私としてはその中で、たとえばサービスをつくるためのコンポーネントをどれくらい密結合にするか疎結合にするかといったアーキテクチャの方針を、ガッチリとではなく「こっちのほうがいいよね」という感じで方向付けしていく役割ですね。
スマホアプリの波がきた当時には、ネイティブアプリとHTML5アプリとの論争もありましたけれども、そういったものも、流行とか短期的な面白さだけで判断せず、ちゃんと皆で議論して決めています。
また、はてなもある程度は大きな組織になってきたとはいえ、エンジニアリソースがそこまで潤沢というわけではないので、取捨選択することで無駄を省きたい、という狙いもあります。
― 複数のサービスチームがあるということは、エンジニアのキャリアやポテンシャルを伸ばすために意図的に配置転換するといったこともなさるんですか?
ええ、そういったこともあります。この人にはスマホもやってほしいなと思えば、そういうチームに配属したりもするし、もう少しアルゴリズムとか機械学習とか、サーバーサイドの深い技術を身につけてほしいと思えば、そういうチームに行ってもらったりもします。各サービスチームのディレクターやプロデューサーたちと相談しながら、「こういう期待を込めているのでこの人を預けます」とかやってますね。
― 多くのサービスを開発し続ける、はてな ならではと感じます。そうしたCTOの役割は、最初から明示的に存在していたのでしょうか。それとも、はてなの成長に合せて徐々に変化してきた?
私の前任の伊藤直也がCTOだった頃は、CTOがサービスの顔となって技術を引っ張っていく、という傾向が強かったと思います。
ただ彼の得意なことと私の得意なことが違っていること、また、組織規模の変化もあって、CTOの役割も自然と変わってきた感じですね。
東京に出てきた当初はエンジニアは全部で6~7人くらいで、そのときはやっぱり、技術的に先頭を走って引っ張っていくやり方がフィットしたんだと思うんです。

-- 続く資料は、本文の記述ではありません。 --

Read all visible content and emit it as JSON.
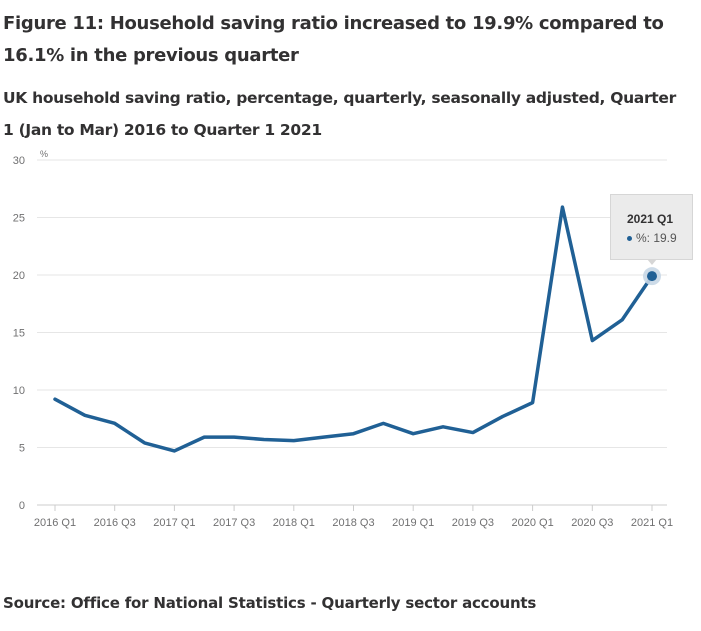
{
  "figure": {
    "title": "Figure 11: Household saving ratio increased to 19.9% compared to 16.1% in the previous quarter",
    "subtitle": "UK household saving ratio, percentage, quarterly, seasonally adjusted, Quarter 1 (Jan to Mar) 2016 to Quarter 1 2021",
    "source": "Source: Office for National Statistics - Quarterly sector accounts"
  },
  "tooltip": {
    "title": "2021 Q1",
    "line": "%: 19.9"
  },
  "colors": {
    "series": "#206095",
    "grid": "#e6e6e6",
    "text": "#323132"
  },
  "chart_data": {
    "type": "line",
    "title": "UK household saving ratio, percentage, quarterly, seasonally adjusted",
    "xlabel": "",
    "ylabel": "%",
    "ylim": [
      0,
      30
    ],
    "yticks": [
      0,
      5,
      10,
      15,
      20,
      25,
      30
    ],
    "grid": true,
    "legend": "none",
    "x": [
      "2016 Q1",
      "2016 Q2",
      "2016 Q3",
      "2016 Q4",
      "2017 Q1",
      "2017 Q2",
      "2017 Q3",
      "2017 Q4",
      "2018 Q1",
      "2018 Q2",
      "2018 Q3",
      "2018 Q4",
      "2019 Q1",
      "2019 Q2",
      "2019 Q3",
      "2019 Q4",
      "2020 Q1",
      "2020 Q2",
      "2020 Q3",
      "2020 Q4",
      "2021 Q1"
    ],
    "xtick_labels": [
      "2016 Q1",
      "2016 Q3",
      "2017 Q1",
      "2017 Q3",
      "2018 Q1",
      "2018 Q3",
      "2019 Q1",
      "2019 Q3",
      "2020 Q1",
      "2020 Q3",
      "2021 Q1"
    ],
    "series": [
      {
        "name": "%",
        "values": [
          9.2,
          7.8,
          7.1,
          5.4,
          4.7,
          5.9,
          5.9,
          5.7,
          5.6,
          5.9,
          6.2,
          7.1,
          6.2,
          6.8,
          6.3,
          7.7,
          8.9,
          25.9,
          14.3,
          16.1,
          19.9
        ]
      }
    ],
    "highlighted_point": {
      "x": "2021 Q1",
      "value": 19.9
    }
  }
}
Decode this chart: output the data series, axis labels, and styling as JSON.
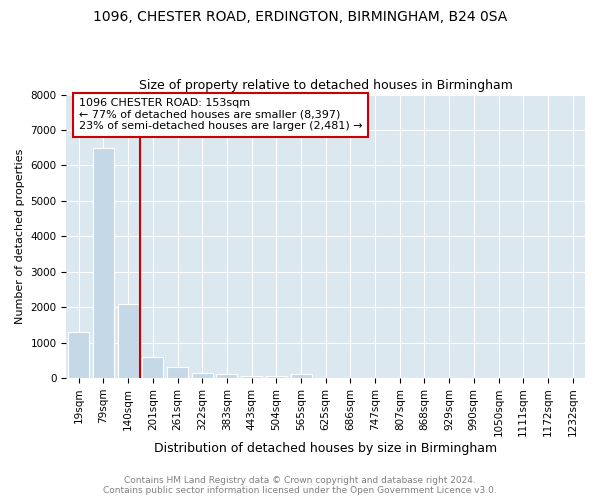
{
  "title1": "1096, CHESTER ROAD, ERDINGTON, BIRMINGHAM, B24 0SA",
  "title2": "Size of property relative to detached houses in Birmingham",
  "xlabel": "Distribution of detached houses by size in Birmingham",
  "ylabel": "Number of detached properties",
  "footer1": "Contains HM Land Registry data © Crown copyright and database right 2024.",
  "footer2": "Contains public sector information licensed under the Open Government Licence v3.0.",
  "property_label": "1096 CHESTER ROAD: 153sqm",
  "annotation_line1": "← 77% of detached houses are smaller (8,397)",
  "annotation_line2": "23% of semi-detached houses are larger (2,481) →",
  "bar_color": "#c5d8e8",
  "vline_color": "#cc0000",
  "annotation_box_edgecolor": "#cc0000",
  "background_color": "#dce8f0",
  "grid_color": "#ffffff",
  "categories": [
    "19sqm",
    "79sqm",
    "140sqm",
    "201sqm",
    "261sqm",
    "322sqm",
    "383sqm",
    "443sqm",
    "504sqm",
    "565sqm",
    "625sqm",
    "686sqm",
    "747sqm",
    "807sqm",
    "868sqm",
    "929sqm",
    "990sqm",
    "1050sqm",
    "1111sqm",
    "1172sqm",
    "1232sqm"
  ],
  "values": [
    1300,
    6500,
    2100,
    600,
    300,
    150,
    100,
    50,
    50,
    100,
    0,
    0,
    0,
    0,
    0,
    0,
    0,
    0,
    0,
    0,
    0
  ],
  "vline_x_index": 2,
  "vline_x_offset": 0.5,
  "ylim": [
    0,
    8000
  ],
  "yticks": [
    0,
    1000,
    2000,
    3000,
    4000,
    5000,
    6000,
    7000,
    8000
  ],
  "title1_fontsize": 10,
  "title2_fontsize": 9,
  "ylabel_fontsize": 8,
  "xlabel_fontsize": 9,
  "tick_fontsize": 7.5,
  "footer_fontsize": 6.5,
  "annotation_fontsize": 8
}
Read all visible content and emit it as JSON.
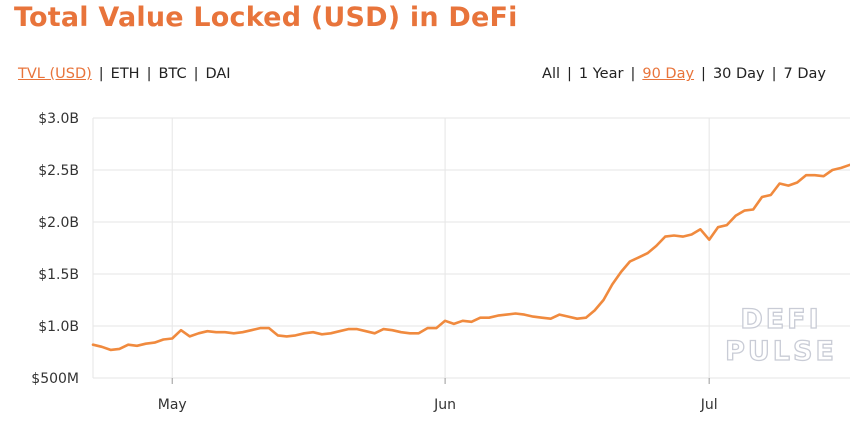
{
  "title": "Total Value Locked (USD) in DeFi",
  "unit_options": [
    {
      "label": "TVL (USD)",
      "active": true
    },
    {
      "label": "ETH",
      "active": false
    },
    {
      "label": "BTC",
      "active": false
    },
    {
      "label": "DAI",
      "active": false
    }
  ],
  "range_options": [
    {
      "label": "All",
      "active": false
    },
    {
      "label": "1 Year",
      "active": false
    },
    {
      "label": "90 Day",
      "active": true
    },
    {
      "label": "30 Day",
      "active": false
    },
    {
      "label": "7 Day",
      "active": false
    }
  ],
  "separator": "|",
  "watermark": {
    "line1": "DEFI",
    "line2": "PULSE"
  },
  "colors": {
    "accent": "#e8743b",
    "line": "#f08a3e",
    "grid": "#e6e6e6",
    "watermark_stroke": "#c9ccd6"
  },
  "chart_data": {
    "type": "line",
    "title": "Total Value Locked (USD) in DeFi",
    "xlabel": "",
    "ylabel": "",
    "y_ticks": [
      {
        "value": 0.5,
        "label": "$500M"
      },
      {
        "value": 1.0,
        "label": "$1.0B"
      },
      {
        "value": 1.5,
        "label": "$1.5B"
      },
      {
        "value": 2.0,
        "label": "$2.0B"
      },
      {
        "value": 2.5,
        "label": "$2.5B"
      },
      {
        "value": 3.0,
        "label": "$3.0B"
      }
    ],
    "x_ticks": [
      {
        "value": "2020-05-01",
        "label": "May"
      },
      {
        "value": "2020-06-01",
        "label": "Jun"
      },
      {
        "value": "2020-07-01",
        "label": "Jul"
      }
    ],
    "xlim": [
      "2020-04-22",
      "2020-07-17"
    ],
    "ylim": [
      0.5,
      3.0
    ],
    "grid": true,
    "series": [
      {
        "unit": "USD billions",
        "points": [
          [
            "2020-04-22",
            0.82
          ],
          [
            "2020-04-23",
            0.8
          ],
          [
            "2020-04-24",
            0.77
          ],
          [
            "2020-04-25",
            0.78
          ],
          [
            "2020-04-26",
            0.82
          ],
          [
            "2020-04-27",
            0.81
          ],
          [
            "2020-04-28",
            0.83
          ],
          [
            "2020-04-29",
            0.84
          ],
          [
            "2020-04-30",
            0.87
          ],
          [
            "2020-05-01",
            0.88
          ],
          [
            "2020-05-02",
            0.96
          ],
          [
            "2020-05-03",
            0.9
          ],
          [
            "2020-05-04",
            0.93
          ],
          [
            "2020-05-05",
            0.95
          ],
          [
            "2020-05-06",
            0.94
          ],
          [
            "2020-05-07",
            0.94
          ],
          [
            "2020-05-08",
            0.93
          ],
          [
            "2020-05-09",
            0.94
          ],
          [
            "2020-05-10",
            0.96
          ],
          [
            "2020-05-11",
            0.98
          ],
          [
            "2020-05-12",
            0.98
          ],
          [
            "2020-05-13",
            0.91
          ],
          [
            "2020-05-14",
            0.9
          ],
          [
            "2020-05-15",
            0.91
          ],
          [
            "2020-05-16",
            0.93
          ],
          [
            "2020-05-17",
            0.94
          ],
          [
            "2020-05-18",
            0.92
          ],
          [
            "2020-05-19",
            0.93
          ],
          [
            "2020-05-20",
            0.95
          ],
          [
            "2020-05-21",
            0.97
          ],
          [
            "2020-05-22",
            0.97
          ],
          [
            "2020-05-23",
            0.95
          ],
          [
            "2020-05-24",
            0.93
          ],
          [
            "2020-05-25",
            0.97
          ],
          [
            "2020-05-26",
            0.96
          ],
          [
            "2020-05-27",
            0.94
          ],
          [
            "2020-05-28",
            0.93
          ],
          [
            "2020-05-29",
            0.93
          ],
          [
            "2020-05-30",
            0.98
          ],
          [
            "2020-05-31",
            0.98
          ],
          [
            "2020-06-01",
            1.05
          ],
          [
            "2020-06-02",
            1.02
          ],
          [
            "2020-06-03",
            1.05
          ],
          [
            "2020-06-04",
            1.04
          ],
          [
            "2020-06-05",
            1.08
          ],
          [
            "2020-06-06",
            1.08
          ],
          [
            "2020-06-07",
            1.1
          ],
          [
            "2020-06-08",
            1.11
          ],
          [
            "2020-06-09",
            1.12
          ],
          [
            "2020-06-10",
            1.11
          ],
          [
            "2020-06-11",
            1.09
          ],
          [
            "2020-06-12",
            1.08
          ],
          [
            "2020-06-13",
            1.07
          ],
          [
            "2020-06-14",
            1.11
          ],
          [
            "2020-06-15",
            1.09
          ],
          [
            "2020-06-16",
            1.07
          ],
          [
            "2020-06-17",
            1.08
          ],
          [
            "2020-06-18",
            1.15
          ],
          [
            "2020-06-19",
            1.25
          ],
          [
            "2020-06-20",
            1.4
          ],
          [
            "2020-06-21",
            1.52
          ],
          [
            "2020-06-22",
            1.62
          ],
          [
            "2020-06-23",
            1.66
          ],
          [
            "2020-06-24",
            1.7
          ],
          [
            "2020-06-25",
            1.77
          ],
          [
            "2020-06-26",
            1.86
          ],
          [
            "2020-06-27",
            1.87
          ],
          [
            "2020-06-28",
            1.86
          ],
          [
            "2020-06-29",
            1.88
          ],
          [
            "2020-06-30",
            1.93
          ],
          [
            "2020-07-01",
            1.83
          ],
          [
            "2020-07-02",
            1.95
          ],
          [
            "2020-07-03",
            1.97
          ],
          [
            "2020-07-04",
            2.06
          ],
          [
            "2020-07-05",
            2.11
          ],
          [
            "2020-07-06",
            2.12
          ],
          [
            "2020-07-07",
            2.24
          ],
          [
            "2020-07-08",
            2.26
          ],
          [
            "2020-07-09",
            2.37
          ],
          [
            "2020-07-10",
            2.35
          ],
          [
            "2020-07-11",
            2.38
          ],
          [
            "2020-07-12",
            2.45
          ],
          [
            "2020-07-13",
            2.45
          ],
          [
            "2020-07-14",
            2.44
          ],
          [
            "2020-07-15",
            2.5
          ],
          [
            "2020-07-16",
            2.52
          ],
          [
            "2020-07-17",
            2.55
          ]
        ]
      }
    ]
  }
}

今はエンジニアだけで30名ぐらいになり、サービス数も増え、あらゆる分野でCTOがトップを走るのは困難になってきた。それよりも、各分野を掘り下げていくのは現場の若手に頑張ってもらって、CTOは全体を取りまとめたり方向付けをしたりと、足りないところを補完するような形にシフトしていっています。その中で、ポートフォリオというものも意識するようになってきたと。
もっとも、これからさらにエンジニアが増えて、50人、100人といった規模になったらまた変わっていくのかなと思いますけどね。
― CTOに求められる資質・素養とはなんでしょう?
1つには技術的な軸があること。分野はなんでもいいですが、「トップクラス」といえる部分を1つは持っているべきだと思います。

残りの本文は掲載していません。